Chapman was arrested soon after landing, and immediately offered to become a double agent for British intelligence. He was given the codename “Agent Zigzag”, and a plan was hatched to fake the bomber factory’s destruction. It convinced the Germans, and raised Chapman in their esteem. From then on, Chapman’s reports, carefully fed him by British intelligence, were treated as gospel by his German handlers.

The Germans eventually recalled Chapman, and gave him a hero’s welcome. Soon after D-Day, he was awarded an Iron Cross, then sent back to Britain to report on the effectiveness of the German V1 and V2 rocket strikes on London. Under British control, Chapman sent the Germans inflated figures about deaths from their rockets, while deceiving them about their actual impact points. That caused the Germans to shift the rockets’ aim points, causing them to fall on lower population density parts of London, with correspondingly fewer casualties.

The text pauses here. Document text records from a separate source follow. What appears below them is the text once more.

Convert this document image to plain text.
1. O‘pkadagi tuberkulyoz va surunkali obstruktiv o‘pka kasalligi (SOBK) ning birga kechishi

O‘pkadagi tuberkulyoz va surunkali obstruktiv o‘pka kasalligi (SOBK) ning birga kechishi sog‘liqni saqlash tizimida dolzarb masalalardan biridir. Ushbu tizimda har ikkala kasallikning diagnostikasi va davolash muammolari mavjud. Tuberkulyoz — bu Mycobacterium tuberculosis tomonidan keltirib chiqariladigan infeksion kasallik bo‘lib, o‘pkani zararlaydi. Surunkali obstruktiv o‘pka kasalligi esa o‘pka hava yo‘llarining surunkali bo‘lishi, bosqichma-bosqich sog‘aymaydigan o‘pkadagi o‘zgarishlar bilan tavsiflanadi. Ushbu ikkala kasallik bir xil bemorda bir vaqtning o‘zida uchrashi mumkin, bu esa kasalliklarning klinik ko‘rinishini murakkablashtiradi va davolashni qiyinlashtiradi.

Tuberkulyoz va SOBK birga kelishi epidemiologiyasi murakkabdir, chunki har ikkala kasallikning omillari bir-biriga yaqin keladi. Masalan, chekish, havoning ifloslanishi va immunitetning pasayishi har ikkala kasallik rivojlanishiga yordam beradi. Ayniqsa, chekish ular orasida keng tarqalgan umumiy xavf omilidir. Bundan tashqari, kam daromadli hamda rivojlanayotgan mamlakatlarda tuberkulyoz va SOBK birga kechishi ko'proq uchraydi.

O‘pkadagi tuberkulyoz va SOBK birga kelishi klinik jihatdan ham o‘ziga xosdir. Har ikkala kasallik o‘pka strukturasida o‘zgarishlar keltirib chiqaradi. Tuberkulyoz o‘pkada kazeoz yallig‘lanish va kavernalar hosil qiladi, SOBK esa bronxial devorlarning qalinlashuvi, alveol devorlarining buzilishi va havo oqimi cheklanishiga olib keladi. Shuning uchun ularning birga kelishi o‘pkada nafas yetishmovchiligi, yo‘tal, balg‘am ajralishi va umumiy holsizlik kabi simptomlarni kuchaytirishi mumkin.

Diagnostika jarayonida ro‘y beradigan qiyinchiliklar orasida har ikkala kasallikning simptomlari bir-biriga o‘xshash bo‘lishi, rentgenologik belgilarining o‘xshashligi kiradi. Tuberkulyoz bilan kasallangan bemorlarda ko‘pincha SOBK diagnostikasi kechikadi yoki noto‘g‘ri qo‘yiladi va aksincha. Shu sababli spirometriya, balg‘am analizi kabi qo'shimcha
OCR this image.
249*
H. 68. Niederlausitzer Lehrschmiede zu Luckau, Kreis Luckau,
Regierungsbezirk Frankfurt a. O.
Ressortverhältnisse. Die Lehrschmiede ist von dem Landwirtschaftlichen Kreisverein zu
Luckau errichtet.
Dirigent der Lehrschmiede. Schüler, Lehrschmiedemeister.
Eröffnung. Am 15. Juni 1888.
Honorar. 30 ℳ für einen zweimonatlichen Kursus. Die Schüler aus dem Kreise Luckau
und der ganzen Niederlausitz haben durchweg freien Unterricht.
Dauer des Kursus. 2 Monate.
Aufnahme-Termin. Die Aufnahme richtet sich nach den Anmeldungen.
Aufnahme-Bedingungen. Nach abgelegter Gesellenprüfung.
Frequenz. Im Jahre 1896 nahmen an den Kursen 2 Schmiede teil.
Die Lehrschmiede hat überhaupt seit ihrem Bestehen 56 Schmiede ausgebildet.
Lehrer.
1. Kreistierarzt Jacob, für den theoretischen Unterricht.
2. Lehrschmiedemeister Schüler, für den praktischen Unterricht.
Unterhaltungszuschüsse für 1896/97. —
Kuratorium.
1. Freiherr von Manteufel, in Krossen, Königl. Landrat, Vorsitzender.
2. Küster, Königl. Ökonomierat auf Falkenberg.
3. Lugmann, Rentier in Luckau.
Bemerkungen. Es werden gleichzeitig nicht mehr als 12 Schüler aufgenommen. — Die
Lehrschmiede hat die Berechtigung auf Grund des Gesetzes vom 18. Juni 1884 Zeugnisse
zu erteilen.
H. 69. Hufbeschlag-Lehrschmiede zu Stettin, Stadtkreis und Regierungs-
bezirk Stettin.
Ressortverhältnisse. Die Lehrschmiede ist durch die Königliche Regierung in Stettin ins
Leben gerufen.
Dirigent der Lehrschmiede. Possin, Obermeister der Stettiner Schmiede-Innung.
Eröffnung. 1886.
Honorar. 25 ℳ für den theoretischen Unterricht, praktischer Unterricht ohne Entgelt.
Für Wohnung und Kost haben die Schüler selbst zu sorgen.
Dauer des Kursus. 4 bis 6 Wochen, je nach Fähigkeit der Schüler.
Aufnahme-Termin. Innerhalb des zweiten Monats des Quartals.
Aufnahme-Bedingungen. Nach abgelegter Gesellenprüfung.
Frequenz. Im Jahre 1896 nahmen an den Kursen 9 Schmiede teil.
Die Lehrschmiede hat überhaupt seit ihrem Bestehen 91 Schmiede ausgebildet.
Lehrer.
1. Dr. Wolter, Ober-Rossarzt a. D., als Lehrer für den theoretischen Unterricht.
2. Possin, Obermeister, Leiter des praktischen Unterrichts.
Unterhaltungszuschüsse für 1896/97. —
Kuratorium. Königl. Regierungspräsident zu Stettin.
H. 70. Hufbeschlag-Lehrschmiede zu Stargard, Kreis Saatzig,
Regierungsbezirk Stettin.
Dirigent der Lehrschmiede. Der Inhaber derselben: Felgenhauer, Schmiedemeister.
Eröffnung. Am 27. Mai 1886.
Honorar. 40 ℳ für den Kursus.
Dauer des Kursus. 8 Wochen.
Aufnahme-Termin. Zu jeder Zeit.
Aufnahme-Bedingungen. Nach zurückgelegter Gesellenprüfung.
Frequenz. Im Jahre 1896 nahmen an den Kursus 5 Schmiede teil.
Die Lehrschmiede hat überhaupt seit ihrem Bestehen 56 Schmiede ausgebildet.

After WWII, Chapman continued his colorful life. He got into smuggling, moved to the colonies, and started a farm. Then, in violation of the Official Secrets Act, he published his wartime exploits in The Eddie Chapman Story (1953); Free Agent: Further Adventures of Eddie Chapman (1955); and The Real Eddie Chapman Story (1966). Those books formed the basis for a 1967 movie, Triple Cross.